Colin Taylor of Colt Consulting

Greetings!

I'm Colin Taylor, principal consultant at Colt Consulting. Since 2021, I've worked with innovative teams across Australia, New Zealand, the United States, and Singapore. My industry expertise spans network security, media, advertising, data analytics, financial services and more. I'm passionate about leveraging technology to enhance knowledge, products, processes, and teams.

Core Offerings:

  • Strategic Consulting: With a knack for bridging technology and business, I architect solutions, assess capabilities and teams, and instigate transformation.
  • Candid Advising: Expect unfiltered insights geared towards actionable improvements. Tact and discretion are a given.
  • Developer Mastery: In early 2022, I started writing a course to level up developers in the theory and practise of software, and career management. After more than a thousand hours of research and writing, I'm excited to start the first classes in 2024. I also work with teams seeking high performance directly.

Approach

I bring a certain set of skills, knowledge and biases to the table.

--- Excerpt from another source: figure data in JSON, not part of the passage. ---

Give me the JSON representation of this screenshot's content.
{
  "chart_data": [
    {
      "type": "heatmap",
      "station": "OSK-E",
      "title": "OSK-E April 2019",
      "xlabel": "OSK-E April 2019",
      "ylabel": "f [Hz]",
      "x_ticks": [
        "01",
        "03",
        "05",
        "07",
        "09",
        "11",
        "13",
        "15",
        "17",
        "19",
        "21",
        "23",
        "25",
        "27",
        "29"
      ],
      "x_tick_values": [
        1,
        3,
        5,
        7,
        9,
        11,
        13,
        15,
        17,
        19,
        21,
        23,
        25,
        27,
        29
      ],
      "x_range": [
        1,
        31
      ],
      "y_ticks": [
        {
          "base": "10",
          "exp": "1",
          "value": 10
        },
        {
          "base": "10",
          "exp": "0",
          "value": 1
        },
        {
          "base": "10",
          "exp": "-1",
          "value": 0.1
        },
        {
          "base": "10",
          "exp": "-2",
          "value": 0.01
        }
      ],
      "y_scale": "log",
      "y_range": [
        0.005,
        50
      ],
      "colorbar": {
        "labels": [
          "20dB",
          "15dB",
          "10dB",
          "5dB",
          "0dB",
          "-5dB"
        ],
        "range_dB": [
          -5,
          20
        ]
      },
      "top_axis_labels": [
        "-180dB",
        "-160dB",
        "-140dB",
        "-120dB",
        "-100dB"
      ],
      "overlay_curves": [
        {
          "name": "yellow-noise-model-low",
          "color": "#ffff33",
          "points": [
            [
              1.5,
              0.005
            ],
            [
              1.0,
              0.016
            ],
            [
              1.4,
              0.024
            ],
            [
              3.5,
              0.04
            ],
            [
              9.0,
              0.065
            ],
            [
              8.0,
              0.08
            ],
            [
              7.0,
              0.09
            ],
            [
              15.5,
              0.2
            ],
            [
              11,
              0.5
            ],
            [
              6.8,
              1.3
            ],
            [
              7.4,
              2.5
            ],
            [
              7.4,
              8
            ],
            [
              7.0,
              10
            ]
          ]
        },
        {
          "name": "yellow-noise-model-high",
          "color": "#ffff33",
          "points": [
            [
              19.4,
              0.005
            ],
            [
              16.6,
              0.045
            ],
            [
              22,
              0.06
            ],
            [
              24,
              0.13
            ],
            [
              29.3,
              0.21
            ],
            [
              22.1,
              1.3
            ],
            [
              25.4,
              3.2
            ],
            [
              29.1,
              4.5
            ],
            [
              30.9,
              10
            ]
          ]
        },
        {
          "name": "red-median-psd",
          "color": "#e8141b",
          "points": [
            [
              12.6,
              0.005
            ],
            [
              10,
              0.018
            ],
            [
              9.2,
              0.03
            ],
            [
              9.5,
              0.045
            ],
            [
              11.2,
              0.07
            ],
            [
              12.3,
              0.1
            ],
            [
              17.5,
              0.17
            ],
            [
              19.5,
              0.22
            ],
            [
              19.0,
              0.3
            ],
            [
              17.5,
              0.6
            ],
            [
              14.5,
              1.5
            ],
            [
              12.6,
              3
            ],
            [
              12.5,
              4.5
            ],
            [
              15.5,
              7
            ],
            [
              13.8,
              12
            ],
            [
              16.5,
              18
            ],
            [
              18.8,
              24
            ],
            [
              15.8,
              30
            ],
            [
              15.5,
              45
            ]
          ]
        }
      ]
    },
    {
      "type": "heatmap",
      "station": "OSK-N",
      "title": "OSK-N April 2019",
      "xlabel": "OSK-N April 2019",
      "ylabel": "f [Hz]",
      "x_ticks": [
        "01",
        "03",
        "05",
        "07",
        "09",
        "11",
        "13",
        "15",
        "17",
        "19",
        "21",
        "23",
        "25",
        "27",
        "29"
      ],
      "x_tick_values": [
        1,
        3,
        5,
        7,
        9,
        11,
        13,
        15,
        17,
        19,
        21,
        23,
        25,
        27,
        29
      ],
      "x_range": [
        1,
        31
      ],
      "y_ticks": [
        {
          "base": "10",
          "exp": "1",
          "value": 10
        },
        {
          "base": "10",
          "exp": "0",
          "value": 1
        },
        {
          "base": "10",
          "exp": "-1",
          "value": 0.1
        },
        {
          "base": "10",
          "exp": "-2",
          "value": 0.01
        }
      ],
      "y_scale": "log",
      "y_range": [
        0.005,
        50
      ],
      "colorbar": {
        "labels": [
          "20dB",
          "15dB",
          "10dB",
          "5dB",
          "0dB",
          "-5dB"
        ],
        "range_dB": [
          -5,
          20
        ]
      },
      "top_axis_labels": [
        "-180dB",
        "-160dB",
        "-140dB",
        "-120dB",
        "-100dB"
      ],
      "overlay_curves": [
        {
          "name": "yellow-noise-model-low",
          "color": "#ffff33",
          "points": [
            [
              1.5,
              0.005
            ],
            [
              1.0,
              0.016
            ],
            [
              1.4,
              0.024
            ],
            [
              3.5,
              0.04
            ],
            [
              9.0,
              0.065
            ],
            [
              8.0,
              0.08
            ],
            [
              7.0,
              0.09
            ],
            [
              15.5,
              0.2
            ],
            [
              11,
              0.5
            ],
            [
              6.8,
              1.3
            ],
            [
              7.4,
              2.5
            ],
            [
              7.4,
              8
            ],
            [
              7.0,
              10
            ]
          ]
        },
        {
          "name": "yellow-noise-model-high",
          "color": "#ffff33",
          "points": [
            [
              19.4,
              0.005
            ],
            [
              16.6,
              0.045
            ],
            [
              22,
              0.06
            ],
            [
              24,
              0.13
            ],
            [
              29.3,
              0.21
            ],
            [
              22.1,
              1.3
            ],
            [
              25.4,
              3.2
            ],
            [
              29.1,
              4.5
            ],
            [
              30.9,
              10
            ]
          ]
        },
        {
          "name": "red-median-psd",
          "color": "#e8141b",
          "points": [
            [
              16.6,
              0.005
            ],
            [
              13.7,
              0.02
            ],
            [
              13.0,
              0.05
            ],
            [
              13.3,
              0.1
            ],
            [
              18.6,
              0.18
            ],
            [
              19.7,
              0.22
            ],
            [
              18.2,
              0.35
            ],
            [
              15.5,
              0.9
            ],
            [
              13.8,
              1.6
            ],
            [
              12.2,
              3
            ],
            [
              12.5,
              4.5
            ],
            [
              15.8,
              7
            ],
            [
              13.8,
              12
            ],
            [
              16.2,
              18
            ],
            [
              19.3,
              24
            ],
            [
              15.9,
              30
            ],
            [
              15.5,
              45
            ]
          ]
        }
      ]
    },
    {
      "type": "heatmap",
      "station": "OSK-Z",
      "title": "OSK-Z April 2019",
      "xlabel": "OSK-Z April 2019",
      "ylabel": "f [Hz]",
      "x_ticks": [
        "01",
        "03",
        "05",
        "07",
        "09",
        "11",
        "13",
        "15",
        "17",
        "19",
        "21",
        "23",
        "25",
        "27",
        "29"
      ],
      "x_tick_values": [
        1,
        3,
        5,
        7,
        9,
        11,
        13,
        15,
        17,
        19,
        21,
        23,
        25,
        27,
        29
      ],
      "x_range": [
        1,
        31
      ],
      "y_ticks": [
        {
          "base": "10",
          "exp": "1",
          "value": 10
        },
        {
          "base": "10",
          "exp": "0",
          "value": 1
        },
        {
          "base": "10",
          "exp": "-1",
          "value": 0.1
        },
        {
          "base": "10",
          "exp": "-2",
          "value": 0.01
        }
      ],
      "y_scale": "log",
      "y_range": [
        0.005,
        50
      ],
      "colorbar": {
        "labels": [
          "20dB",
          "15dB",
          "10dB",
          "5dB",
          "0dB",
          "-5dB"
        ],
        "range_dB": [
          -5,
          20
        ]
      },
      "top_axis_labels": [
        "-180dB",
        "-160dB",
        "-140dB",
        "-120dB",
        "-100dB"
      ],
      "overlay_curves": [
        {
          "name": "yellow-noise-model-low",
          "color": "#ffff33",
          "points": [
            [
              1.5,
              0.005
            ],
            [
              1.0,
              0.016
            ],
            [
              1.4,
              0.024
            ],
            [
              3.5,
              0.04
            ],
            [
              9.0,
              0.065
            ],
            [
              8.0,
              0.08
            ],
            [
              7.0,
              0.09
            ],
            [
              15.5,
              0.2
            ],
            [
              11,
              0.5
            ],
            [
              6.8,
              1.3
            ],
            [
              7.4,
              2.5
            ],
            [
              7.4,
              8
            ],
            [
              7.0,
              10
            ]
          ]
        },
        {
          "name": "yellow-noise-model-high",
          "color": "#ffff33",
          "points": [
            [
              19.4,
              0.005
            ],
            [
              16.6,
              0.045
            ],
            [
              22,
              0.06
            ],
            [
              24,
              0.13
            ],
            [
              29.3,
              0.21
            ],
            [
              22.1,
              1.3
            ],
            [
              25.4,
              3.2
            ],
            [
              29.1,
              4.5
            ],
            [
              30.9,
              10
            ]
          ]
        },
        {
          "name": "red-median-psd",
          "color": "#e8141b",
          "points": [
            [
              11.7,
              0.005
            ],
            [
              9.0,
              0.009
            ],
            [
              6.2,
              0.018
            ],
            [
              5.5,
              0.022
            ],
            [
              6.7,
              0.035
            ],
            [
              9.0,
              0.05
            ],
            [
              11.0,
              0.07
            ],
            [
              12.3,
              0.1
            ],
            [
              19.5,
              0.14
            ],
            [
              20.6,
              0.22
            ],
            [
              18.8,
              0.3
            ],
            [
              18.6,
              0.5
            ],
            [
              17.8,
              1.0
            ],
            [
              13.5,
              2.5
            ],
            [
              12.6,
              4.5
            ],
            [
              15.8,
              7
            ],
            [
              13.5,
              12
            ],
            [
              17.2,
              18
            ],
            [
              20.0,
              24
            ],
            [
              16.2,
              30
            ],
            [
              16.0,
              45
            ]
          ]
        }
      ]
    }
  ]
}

  • I've always had an innate grasp on statistics and probability. From an early age I could never understand the certainty of others when faced with incomplete information. Now, we are in age of too much information to the point of paralysis. One of my strengths is to have the width of knowledge to be aware of all possibilities and the skills and tools to go 'deep' enough to make accurate decisions.
  • New technology disrupts the incumbents and the entrenched interests, aka Clayton Christensen's Innovator's Dilemma. Organisations that want to survive and thrive are continually looking for the opportunities and threats that new technology brings.
  • I believe all new companies are really technology companies. The real world is being digitised by automation, artificial intelligence, and soon robotics. All existing companies must become technology companies or die. This will mean technology alone won't be an advantage for most businesses, it will be the novel combinations of technologies, and human expertise that wil be required.
  • Developers aren't fungible commodities, the bell curve definitely applies here. 10x (over the average) developers might exist, but you probably won't hire Fabrice Bellard or Sanjay Ghemawat. 2-5x on the other hand is much more common. Similarly, there are some developers that are net negatives for the organisations that are unlucky enough to hire them, ask me how I know.

Tell me what's on your mind - risk or opportunity? There's no obligation and no aggressive sales pitch. I'm happy to give you my thoughts up front.

Background

I started my career in the late 90s working on ecommerce and financial application for companies in NZ and then in London. I had my first startup adventure as founding engineer for the ecommerce platform Eforce in the early dot-com days, before becoming the technical lead for the IBM team building online subscriptions for the UK National Lottery.

Returning back to NZ, I co-founded a startup Right Context building another ecommerce platform which was the backend for $10s of millions of SaaS sales, including the NZ Heralds photo publishing services. Right Context was acquired by SMXemail one of its customers in 2009, and I became VP of Development, and when the founders left CTO.

At SMX, (based on Right Context technology) I architected an internationalised, white-labelled SaaS platform to support our partners and customers around the world. As SMX's CTO, I was responsible for the security, design, and 24/7 operation of a world-class email security and hosting platform handling billions of emails for government and enterprise customers around the world.